J. L. David (1787) - The Death of Socrates
Today many people seems to feel their personal opinions are somewhat important in a manner exceeding the importance and limited scope of the opinions expressed. This leads to a culture where opinions and discourse is imposed upon others. If we add to this that language, like society, has degenerated to a level where discourse is often done from a personal materialism and political interest this questions the ethos and pathos involved in discourse. What we see is a maze of disagreements and pointless bickering – a battle between formless opinions. At times, when you make clear that you see no use in entertaining dialogue some people see this as a provocation, because they so desperately want to convince themselves by convincing you. I have no interest in debating who is right and who is wrong with anyone, but I do like the good discourse that arises in the field of agreed proposition where the focus is to widen horizon. If a personal opinion is passionately attached to the proposition or even worse – to one of the representations in the field of discourse, chances are that we are wasting time that could have been better used contemplating happiness over a cup of coffee.
Wittgenstein commented upon this complex related to the proposition that this must be able to communicate a new sense in us.

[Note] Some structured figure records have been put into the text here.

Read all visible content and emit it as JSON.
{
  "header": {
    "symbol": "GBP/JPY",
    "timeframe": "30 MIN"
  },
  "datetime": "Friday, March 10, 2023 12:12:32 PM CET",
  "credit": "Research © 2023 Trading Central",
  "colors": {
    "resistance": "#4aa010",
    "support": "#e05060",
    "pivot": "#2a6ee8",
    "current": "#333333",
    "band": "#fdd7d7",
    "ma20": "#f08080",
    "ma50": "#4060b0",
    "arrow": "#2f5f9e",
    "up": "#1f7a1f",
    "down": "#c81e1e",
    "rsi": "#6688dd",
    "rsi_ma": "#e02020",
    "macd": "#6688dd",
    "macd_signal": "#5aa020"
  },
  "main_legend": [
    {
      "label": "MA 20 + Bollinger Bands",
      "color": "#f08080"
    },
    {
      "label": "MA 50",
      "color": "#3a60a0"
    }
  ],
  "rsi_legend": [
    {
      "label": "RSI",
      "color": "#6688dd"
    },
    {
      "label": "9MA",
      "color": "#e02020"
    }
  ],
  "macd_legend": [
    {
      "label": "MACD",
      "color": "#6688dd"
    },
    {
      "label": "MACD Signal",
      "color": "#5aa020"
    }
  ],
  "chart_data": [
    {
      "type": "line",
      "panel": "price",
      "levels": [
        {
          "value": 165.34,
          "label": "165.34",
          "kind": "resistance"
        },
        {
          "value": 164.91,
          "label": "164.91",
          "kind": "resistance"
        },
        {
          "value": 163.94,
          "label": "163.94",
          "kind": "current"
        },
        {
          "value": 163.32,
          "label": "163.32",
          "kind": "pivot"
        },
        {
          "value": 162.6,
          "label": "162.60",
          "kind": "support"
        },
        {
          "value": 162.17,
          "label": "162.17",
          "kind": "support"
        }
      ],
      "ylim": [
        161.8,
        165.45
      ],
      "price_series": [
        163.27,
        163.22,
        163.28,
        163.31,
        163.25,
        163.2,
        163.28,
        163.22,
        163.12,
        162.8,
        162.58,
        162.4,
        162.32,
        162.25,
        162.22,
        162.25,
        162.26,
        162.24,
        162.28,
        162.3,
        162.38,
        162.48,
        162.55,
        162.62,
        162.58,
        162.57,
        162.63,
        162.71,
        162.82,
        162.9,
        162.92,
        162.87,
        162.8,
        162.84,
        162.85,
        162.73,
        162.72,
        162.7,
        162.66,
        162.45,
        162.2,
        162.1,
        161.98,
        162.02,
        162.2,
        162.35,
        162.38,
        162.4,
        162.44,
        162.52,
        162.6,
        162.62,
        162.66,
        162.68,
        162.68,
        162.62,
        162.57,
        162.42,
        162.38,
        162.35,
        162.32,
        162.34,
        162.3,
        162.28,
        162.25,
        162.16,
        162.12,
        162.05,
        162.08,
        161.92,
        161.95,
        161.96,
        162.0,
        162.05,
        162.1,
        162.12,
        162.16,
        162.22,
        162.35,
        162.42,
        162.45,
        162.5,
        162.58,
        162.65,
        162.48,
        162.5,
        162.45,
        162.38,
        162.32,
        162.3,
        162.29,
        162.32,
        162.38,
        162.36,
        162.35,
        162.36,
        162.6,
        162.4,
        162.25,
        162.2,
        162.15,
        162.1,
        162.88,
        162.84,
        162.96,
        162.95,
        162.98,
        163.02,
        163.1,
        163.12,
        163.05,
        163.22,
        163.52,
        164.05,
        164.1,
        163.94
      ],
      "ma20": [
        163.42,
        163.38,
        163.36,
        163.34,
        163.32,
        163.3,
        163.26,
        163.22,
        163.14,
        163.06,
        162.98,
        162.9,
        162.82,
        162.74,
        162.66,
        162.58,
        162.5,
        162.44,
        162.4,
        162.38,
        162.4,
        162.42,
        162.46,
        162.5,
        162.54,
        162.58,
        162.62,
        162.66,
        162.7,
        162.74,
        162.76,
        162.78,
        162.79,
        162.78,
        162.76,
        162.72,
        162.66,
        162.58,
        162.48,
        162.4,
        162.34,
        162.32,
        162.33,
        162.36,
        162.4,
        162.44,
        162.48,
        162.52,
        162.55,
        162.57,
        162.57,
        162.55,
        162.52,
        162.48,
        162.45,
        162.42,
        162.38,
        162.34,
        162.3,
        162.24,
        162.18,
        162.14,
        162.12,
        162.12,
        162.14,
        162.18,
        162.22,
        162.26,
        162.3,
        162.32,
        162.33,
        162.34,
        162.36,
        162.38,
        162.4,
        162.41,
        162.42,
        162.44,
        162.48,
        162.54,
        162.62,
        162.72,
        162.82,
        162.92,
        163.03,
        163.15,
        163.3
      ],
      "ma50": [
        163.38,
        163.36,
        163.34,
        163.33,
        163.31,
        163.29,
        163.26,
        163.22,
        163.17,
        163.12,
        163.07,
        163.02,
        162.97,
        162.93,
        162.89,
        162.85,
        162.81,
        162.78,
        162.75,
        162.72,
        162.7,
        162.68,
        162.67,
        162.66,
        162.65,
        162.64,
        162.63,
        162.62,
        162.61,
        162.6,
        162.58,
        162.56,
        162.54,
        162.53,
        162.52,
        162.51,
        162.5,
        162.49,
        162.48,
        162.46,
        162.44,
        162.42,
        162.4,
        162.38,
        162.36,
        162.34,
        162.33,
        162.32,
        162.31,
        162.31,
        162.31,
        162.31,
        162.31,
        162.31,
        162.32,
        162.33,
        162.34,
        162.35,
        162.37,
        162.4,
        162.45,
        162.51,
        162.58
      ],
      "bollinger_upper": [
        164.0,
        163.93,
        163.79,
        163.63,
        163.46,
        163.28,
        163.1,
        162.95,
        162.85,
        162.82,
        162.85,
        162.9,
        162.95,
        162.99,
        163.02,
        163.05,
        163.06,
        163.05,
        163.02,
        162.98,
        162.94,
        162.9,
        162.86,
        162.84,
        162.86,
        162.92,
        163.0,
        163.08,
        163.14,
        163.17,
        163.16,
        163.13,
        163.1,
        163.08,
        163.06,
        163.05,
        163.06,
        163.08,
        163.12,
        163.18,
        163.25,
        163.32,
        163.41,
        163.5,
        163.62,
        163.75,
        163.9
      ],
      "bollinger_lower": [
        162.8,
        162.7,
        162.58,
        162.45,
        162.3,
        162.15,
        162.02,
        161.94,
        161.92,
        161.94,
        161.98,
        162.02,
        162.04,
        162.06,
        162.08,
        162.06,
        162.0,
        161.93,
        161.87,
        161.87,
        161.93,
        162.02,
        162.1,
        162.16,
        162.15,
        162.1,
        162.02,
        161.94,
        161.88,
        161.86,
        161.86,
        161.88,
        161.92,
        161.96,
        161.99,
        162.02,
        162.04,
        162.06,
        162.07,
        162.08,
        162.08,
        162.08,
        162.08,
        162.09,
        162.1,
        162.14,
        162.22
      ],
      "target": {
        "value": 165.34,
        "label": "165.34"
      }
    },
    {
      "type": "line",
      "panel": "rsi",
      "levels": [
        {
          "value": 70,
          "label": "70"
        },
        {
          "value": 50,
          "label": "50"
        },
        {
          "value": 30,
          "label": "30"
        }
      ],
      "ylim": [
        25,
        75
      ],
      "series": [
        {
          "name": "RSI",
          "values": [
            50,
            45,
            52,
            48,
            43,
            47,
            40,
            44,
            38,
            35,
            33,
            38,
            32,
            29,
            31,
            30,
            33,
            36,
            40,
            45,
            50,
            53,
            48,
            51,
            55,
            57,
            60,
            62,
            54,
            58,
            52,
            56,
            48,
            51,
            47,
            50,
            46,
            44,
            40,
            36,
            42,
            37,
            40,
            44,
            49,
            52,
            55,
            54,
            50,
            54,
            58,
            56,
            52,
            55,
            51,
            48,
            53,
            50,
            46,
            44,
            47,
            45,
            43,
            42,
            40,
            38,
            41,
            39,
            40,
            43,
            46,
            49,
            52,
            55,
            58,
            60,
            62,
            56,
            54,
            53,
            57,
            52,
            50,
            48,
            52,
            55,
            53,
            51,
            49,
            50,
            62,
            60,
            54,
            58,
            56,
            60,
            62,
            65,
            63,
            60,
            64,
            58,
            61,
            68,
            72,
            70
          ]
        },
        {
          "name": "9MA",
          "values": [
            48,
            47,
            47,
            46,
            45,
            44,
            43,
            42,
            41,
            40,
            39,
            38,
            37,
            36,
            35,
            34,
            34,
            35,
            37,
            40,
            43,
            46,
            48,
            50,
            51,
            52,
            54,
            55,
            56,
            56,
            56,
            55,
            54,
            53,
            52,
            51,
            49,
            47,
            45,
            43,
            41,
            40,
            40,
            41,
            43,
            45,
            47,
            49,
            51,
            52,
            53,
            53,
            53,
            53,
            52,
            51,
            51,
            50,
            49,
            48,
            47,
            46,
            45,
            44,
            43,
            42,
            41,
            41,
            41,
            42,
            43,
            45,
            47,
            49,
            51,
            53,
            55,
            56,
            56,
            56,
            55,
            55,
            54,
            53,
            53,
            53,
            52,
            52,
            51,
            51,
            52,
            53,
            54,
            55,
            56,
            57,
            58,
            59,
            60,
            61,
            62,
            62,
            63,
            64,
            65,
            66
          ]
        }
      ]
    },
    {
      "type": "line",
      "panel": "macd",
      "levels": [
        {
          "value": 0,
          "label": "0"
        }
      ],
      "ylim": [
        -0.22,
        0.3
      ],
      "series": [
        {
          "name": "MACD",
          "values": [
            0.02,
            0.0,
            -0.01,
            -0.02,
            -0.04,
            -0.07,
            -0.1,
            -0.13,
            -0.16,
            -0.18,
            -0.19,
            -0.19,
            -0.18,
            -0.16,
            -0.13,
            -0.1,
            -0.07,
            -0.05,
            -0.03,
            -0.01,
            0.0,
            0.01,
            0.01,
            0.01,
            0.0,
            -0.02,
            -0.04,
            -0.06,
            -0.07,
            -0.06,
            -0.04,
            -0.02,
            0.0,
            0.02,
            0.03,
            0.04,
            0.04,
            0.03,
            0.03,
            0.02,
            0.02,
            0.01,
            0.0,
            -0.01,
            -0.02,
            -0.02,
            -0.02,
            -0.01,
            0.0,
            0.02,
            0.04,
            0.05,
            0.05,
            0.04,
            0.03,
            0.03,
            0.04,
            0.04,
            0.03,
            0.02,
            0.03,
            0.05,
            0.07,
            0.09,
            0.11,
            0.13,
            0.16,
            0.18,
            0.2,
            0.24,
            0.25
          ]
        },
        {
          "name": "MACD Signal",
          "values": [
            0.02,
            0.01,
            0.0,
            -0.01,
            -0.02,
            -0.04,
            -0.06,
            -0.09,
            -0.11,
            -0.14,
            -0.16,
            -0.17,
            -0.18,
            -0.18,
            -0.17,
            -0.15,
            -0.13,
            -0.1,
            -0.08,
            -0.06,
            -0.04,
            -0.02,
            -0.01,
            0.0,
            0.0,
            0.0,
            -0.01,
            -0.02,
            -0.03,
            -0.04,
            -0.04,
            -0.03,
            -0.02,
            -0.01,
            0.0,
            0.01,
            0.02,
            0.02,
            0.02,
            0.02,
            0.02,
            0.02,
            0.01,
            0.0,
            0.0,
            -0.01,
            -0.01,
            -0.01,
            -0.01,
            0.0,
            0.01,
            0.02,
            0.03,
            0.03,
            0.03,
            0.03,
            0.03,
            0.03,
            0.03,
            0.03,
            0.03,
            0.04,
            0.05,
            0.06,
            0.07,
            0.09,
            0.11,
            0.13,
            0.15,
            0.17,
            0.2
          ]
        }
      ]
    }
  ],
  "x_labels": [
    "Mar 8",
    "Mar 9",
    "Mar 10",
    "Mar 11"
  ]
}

This is done better with applying a new use of old expressions. It is crucial that the proposition is a picture of reality by virtue of its representatives and logic inherent in the picture itself. These representatives and what he define as signs must be logically articulated because there can never be representatives of the logic of facts. This means that a proposition equals reality and is judged true or false insofar as it presents a picture of the proposed reality. The impact this has for semantics and language as they take place in a dialogue is as Wittgenstein says in 4.112 in his Tractatus: ‘Without philosophy thoughts are, as it were, cloudy and indistinct: its task is to make them clear and to give them sharp boundaries.”